Anhand der detaillierten Analyse der Dissertation v. Brauns, des Zeichnungs- und Dokumentenbestandes des Bundesarchivs Freiburg, des Nachlasses von Brauns in Huntsville (Alabama) usw. konnte der Nachweis geführt werden, dass diese Arbeiten auf dem vorher kaum beachteten und nicht mehr vorhandenen Prüfstand 2 auf der Versuchsstelle West in Kummersdorf erfolgt sind. Abschließend skizzierte Herr Breit ein Bild, bis wann dieser historische Prüfstand in Benutzung war, und darüber hinaus, wann und für welche Zwecke die Prüfstände 3 und 4 erbaut wurden.
Heiko Triesch vom Deutschen Technikmuseum Berlin berichtete über die am 20. September eröffnete Ausstellung „40 Jahre Deutsche im All“, die gemeinsam mit dem Raumfahrtmuseum Mittweida gestaltet wurde. Auf rd. 150 m² werden 150 Originalexponate, wie z.B. Spezialanzüge, Werkzeuge und Souvenirs gezeigt. Die Ausstellung soll der Anfang einer ständigen Präsentation zum Thema Raumfahrt im Technikmuseum werden.
Außerhalb des offiziellen Programms stellte Rolf Junghanns (Karlsruhe) die Autobiographie von Alexei Leonov vor, auf die er bei einem Besuch in Russland zufällig gestoßen war. Eigens für das Kolloquium hatte er die Schilderung des risikoreichen weltweit ersten Ausstiegs von Leonov in den freien Weltraum (1965) übersetzt und vorgetragen. Er hofft nun mit Hilfe der Kolloquiumsteilnehmer auf Kontakte, die einen hiesigen Verlag bewegen könnten, dieses Buch in deutscher Sprache herauszubringen.
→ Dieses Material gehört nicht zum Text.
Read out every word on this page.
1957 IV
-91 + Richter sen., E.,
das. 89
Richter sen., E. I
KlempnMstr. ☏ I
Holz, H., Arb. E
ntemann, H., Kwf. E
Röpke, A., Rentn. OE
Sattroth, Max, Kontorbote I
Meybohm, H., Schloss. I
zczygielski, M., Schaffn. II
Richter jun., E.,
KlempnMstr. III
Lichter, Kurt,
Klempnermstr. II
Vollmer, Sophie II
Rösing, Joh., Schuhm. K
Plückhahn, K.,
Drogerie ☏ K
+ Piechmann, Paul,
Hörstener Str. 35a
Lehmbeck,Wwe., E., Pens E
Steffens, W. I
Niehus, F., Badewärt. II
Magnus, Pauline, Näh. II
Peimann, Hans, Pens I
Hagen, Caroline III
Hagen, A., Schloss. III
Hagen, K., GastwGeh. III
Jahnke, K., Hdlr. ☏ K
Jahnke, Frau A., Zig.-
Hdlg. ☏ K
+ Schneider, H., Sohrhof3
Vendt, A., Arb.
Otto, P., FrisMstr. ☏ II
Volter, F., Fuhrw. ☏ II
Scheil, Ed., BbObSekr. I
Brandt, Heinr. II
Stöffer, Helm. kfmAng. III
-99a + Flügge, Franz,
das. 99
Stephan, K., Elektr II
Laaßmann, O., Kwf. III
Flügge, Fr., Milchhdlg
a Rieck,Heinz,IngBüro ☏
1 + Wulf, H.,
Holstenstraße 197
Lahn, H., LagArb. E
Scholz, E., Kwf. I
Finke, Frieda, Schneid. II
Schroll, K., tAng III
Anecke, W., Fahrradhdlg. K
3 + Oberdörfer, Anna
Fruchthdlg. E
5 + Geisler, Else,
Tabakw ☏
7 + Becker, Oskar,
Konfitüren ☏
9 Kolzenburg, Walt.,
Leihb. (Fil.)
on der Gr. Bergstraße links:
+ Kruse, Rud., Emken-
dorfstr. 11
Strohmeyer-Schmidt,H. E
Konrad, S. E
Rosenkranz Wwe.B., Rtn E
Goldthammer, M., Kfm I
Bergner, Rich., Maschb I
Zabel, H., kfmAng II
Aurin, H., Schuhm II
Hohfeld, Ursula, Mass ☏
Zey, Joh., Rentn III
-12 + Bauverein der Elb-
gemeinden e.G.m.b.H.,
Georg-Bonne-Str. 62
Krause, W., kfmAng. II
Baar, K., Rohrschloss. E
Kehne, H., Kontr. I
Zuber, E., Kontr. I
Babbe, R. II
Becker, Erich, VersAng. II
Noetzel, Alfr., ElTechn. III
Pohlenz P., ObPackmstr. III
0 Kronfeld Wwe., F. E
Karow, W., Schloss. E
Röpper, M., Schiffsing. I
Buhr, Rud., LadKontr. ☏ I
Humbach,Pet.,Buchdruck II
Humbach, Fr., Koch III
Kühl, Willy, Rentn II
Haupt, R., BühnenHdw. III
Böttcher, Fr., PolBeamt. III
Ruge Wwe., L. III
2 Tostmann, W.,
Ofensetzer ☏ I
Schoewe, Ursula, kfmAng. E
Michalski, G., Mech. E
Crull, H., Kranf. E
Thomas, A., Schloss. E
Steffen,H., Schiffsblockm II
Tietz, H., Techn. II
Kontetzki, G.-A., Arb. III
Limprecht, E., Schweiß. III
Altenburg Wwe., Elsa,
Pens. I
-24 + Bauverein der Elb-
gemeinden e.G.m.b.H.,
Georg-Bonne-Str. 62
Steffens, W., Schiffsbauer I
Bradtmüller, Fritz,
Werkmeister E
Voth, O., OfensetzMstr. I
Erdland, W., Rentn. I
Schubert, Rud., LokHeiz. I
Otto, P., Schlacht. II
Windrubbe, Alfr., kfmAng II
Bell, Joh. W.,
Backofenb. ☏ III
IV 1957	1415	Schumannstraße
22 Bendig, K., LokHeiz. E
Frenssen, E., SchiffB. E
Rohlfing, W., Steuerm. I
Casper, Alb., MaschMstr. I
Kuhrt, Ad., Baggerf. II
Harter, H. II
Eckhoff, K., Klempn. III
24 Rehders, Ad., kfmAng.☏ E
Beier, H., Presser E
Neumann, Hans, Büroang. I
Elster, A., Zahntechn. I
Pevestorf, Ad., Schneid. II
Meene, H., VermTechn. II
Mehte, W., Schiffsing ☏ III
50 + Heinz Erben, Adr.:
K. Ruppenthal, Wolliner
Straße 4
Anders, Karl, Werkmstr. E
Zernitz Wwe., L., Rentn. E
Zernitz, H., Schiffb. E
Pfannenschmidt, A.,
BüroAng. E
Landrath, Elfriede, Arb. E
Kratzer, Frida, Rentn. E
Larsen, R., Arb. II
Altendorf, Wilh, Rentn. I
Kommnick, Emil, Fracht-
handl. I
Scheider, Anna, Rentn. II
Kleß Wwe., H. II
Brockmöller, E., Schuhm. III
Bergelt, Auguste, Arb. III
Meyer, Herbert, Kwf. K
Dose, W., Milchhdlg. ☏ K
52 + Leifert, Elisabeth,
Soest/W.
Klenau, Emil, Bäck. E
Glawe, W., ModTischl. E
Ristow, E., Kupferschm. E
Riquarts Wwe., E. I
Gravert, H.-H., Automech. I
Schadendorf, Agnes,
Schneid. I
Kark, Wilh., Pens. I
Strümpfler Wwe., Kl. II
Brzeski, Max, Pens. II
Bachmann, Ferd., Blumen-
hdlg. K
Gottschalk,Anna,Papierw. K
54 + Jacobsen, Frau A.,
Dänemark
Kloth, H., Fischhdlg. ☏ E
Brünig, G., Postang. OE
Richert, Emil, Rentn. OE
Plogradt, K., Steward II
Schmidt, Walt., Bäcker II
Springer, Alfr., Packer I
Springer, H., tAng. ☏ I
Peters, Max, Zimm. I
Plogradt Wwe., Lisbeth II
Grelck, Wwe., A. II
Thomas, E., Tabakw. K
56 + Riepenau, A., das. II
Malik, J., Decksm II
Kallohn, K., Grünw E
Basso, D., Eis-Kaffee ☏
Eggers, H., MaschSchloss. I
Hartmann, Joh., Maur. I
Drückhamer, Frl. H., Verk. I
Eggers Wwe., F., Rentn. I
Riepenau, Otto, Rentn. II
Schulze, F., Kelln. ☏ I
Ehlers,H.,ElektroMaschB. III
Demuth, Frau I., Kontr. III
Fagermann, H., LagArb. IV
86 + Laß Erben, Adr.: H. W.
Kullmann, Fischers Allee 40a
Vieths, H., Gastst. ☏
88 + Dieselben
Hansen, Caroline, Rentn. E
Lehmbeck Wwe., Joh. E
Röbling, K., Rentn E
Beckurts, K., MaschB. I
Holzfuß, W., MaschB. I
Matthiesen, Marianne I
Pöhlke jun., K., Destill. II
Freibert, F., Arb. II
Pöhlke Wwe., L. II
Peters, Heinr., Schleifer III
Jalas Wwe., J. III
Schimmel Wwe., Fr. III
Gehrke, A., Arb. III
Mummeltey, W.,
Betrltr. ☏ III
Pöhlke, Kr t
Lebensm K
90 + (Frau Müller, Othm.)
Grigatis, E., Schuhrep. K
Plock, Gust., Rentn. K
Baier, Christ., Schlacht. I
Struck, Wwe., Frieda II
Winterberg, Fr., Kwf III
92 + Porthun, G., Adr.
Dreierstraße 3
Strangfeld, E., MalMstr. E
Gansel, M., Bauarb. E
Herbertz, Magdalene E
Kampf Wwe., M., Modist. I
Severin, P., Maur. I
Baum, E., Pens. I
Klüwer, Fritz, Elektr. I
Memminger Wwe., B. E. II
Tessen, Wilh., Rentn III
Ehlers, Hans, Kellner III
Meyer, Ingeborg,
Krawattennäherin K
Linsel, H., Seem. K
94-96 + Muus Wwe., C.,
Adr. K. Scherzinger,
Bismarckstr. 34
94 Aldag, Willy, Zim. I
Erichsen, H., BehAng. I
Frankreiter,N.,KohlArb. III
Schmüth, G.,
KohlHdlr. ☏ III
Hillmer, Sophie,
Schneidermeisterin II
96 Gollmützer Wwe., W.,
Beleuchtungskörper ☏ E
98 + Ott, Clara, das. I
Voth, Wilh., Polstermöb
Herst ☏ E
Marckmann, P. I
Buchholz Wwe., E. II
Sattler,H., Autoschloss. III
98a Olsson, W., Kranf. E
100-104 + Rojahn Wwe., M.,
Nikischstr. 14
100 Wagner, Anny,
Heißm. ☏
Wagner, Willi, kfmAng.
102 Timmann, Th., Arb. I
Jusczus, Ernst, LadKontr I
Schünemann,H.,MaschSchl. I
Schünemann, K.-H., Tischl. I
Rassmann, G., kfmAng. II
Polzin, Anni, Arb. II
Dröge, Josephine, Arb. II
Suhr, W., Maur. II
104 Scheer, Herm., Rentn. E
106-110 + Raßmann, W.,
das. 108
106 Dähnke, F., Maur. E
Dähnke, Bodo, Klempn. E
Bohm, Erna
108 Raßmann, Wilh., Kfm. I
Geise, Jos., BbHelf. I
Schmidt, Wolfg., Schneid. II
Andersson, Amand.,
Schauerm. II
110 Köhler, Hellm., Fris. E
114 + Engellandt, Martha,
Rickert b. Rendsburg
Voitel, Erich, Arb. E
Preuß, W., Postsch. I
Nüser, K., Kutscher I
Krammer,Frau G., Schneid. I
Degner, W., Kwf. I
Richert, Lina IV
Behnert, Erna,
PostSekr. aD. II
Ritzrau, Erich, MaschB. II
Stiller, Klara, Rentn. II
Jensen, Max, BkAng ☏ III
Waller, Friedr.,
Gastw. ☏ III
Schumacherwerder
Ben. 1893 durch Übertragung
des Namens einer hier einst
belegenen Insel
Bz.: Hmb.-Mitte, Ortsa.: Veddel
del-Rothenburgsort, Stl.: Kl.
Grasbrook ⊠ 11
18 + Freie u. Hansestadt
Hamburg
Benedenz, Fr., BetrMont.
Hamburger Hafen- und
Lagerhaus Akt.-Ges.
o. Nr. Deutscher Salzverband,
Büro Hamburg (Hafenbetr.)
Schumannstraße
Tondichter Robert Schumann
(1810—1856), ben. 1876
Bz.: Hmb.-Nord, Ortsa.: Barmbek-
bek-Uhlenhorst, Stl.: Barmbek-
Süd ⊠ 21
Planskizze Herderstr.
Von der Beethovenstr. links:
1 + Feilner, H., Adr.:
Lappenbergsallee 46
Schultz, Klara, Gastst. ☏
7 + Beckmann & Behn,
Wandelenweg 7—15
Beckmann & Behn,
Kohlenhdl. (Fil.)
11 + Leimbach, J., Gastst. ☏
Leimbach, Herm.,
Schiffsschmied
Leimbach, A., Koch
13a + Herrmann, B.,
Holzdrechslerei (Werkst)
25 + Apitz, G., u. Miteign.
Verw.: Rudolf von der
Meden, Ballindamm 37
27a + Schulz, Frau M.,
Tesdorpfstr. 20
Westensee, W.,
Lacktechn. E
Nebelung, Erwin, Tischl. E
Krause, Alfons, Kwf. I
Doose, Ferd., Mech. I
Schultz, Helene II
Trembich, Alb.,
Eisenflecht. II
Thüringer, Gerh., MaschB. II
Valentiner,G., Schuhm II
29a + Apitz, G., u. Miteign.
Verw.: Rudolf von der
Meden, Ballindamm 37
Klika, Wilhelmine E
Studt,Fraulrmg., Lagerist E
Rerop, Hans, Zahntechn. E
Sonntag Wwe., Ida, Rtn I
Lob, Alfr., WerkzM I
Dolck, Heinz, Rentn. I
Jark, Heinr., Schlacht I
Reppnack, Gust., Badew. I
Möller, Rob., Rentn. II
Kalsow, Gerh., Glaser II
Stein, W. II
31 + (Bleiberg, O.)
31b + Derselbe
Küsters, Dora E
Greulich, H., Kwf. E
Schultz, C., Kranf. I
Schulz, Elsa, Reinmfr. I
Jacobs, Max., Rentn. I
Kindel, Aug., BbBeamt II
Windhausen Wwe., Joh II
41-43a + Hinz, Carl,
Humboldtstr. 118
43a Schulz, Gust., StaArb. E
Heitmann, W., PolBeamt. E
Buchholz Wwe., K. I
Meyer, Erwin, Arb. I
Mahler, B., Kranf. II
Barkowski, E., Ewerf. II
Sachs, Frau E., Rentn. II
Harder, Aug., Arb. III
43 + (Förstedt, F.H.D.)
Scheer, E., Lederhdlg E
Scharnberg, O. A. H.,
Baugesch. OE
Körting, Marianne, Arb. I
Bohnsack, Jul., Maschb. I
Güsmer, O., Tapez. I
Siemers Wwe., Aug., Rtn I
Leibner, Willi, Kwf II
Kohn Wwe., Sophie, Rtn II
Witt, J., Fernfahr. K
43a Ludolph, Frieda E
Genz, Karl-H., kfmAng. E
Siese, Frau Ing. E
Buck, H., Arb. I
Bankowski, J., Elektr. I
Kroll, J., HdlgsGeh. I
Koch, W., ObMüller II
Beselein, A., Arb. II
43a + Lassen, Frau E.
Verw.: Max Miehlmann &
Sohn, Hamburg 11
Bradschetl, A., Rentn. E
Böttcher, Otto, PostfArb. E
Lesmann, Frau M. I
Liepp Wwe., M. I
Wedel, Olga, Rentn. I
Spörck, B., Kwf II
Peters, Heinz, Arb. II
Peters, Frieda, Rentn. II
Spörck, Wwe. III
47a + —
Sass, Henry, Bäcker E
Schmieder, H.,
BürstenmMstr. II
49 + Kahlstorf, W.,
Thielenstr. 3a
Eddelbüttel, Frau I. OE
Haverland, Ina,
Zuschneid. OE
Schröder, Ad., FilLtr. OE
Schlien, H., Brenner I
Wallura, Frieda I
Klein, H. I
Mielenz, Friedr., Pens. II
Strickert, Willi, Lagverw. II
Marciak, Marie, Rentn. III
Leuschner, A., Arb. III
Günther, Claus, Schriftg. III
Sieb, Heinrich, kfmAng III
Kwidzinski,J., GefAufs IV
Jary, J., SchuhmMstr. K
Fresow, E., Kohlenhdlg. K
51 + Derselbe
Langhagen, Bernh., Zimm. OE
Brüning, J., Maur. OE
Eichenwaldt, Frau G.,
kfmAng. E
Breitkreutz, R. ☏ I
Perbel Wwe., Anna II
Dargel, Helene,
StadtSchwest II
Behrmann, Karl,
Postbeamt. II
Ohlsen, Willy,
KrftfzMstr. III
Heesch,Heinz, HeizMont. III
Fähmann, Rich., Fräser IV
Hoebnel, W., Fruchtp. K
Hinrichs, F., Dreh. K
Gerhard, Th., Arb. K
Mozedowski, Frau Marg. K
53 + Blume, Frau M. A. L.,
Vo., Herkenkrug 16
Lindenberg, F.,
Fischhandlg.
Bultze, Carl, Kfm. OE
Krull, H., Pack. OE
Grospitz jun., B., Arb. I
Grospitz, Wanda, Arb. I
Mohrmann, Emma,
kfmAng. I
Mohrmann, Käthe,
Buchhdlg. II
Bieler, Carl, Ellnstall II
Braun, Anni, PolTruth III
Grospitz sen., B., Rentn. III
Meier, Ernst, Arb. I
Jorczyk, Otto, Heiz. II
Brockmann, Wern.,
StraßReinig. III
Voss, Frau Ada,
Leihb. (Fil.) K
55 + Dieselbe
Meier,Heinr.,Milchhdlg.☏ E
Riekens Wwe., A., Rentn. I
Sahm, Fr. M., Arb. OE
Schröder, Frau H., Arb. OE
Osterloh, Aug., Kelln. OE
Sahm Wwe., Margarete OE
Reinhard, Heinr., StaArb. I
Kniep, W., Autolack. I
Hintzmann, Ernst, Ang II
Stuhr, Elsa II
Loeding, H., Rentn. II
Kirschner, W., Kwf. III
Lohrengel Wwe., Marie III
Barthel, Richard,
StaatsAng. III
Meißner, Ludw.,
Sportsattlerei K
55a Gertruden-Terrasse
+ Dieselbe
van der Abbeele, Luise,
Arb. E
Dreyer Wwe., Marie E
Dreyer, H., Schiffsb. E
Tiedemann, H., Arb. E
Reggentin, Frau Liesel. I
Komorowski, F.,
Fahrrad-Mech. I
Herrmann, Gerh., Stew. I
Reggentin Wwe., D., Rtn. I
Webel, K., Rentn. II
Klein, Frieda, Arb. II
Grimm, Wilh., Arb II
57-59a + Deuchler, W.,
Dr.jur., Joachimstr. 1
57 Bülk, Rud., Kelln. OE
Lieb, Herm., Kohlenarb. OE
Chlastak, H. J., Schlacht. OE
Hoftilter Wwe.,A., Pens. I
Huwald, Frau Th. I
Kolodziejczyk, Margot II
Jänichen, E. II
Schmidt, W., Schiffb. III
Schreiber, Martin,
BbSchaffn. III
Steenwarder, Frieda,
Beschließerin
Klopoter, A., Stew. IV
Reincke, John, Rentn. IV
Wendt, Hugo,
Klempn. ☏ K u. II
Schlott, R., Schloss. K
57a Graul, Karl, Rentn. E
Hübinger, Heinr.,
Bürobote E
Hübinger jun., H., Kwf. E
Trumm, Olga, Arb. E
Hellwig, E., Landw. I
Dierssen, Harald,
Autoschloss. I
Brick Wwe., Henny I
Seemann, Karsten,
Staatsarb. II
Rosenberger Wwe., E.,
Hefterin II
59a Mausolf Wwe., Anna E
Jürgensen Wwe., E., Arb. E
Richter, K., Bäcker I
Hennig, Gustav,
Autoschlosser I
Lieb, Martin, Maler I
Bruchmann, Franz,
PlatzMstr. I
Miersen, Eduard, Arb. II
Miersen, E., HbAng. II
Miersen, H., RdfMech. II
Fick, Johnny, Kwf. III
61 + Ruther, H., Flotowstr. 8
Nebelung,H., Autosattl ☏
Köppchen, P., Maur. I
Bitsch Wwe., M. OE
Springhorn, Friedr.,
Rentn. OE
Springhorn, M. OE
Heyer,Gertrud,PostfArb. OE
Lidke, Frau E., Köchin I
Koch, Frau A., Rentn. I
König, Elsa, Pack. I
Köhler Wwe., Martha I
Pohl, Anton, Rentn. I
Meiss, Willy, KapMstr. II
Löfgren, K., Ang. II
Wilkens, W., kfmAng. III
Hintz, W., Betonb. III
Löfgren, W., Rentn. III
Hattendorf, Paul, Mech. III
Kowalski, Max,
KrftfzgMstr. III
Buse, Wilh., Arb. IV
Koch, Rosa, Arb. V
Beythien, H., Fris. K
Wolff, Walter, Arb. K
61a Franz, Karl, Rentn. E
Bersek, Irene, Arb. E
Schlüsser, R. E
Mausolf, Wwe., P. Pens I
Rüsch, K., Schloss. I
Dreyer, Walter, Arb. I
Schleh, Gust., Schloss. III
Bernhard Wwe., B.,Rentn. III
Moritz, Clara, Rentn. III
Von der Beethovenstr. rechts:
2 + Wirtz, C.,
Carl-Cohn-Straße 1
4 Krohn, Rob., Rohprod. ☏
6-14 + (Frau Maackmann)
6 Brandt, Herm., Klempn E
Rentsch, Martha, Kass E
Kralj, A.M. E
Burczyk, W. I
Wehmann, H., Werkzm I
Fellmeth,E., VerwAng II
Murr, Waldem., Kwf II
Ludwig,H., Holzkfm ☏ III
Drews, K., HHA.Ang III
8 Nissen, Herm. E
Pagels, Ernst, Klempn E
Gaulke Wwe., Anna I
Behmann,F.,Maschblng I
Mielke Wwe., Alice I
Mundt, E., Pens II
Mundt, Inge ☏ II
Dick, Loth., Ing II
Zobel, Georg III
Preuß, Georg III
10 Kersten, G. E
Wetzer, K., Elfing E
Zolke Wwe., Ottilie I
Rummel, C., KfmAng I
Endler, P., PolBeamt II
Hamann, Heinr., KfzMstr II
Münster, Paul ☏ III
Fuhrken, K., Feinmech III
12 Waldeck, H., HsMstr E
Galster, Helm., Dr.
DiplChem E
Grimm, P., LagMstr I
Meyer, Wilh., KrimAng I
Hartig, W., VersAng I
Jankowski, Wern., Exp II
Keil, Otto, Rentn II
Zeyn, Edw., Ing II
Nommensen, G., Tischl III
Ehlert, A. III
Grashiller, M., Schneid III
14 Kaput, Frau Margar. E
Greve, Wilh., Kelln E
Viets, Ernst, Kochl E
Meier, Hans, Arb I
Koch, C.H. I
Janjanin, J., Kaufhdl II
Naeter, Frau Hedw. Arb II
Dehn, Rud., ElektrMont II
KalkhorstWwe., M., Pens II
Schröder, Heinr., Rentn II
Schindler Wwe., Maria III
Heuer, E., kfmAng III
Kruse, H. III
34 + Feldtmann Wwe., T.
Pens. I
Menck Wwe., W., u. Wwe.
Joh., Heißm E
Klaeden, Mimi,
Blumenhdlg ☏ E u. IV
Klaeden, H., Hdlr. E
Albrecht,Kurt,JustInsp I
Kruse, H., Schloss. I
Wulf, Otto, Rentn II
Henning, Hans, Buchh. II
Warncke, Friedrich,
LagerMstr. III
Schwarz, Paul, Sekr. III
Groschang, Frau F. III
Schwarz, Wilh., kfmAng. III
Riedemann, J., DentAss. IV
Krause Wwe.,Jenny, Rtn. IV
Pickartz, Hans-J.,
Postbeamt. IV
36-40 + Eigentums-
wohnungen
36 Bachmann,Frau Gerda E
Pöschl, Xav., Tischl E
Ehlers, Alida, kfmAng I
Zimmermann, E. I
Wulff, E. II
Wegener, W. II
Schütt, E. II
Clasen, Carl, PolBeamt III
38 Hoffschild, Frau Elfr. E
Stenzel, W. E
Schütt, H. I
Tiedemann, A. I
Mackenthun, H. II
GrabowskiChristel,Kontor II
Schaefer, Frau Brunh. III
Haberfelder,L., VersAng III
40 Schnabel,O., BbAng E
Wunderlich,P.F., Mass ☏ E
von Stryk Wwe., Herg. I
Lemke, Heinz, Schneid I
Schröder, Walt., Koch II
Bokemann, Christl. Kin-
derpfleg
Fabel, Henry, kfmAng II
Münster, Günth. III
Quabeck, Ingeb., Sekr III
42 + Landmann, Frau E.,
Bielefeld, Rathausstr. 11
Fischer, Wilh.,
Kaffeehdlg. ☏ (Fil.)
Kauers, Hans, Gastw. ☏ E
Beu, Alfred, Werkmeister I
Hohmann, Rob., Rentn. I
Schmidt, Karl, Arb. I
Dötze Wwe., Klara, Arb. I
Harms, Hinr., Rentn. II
Alles in allem war auch das diesjährige Kolloquium eine anregende Begegnung der Raumfahrt-Experten, die einen lebhaften Gedankenaustausch pflegten und die Vorträge auch durch instruktive Ergänzungen (besonders Karl-Heinz Rohrwild, Leiter des Oberth-Museums in Feucht bei Nürnberg und Michael Tilgner aus Hamburg) bereicherten.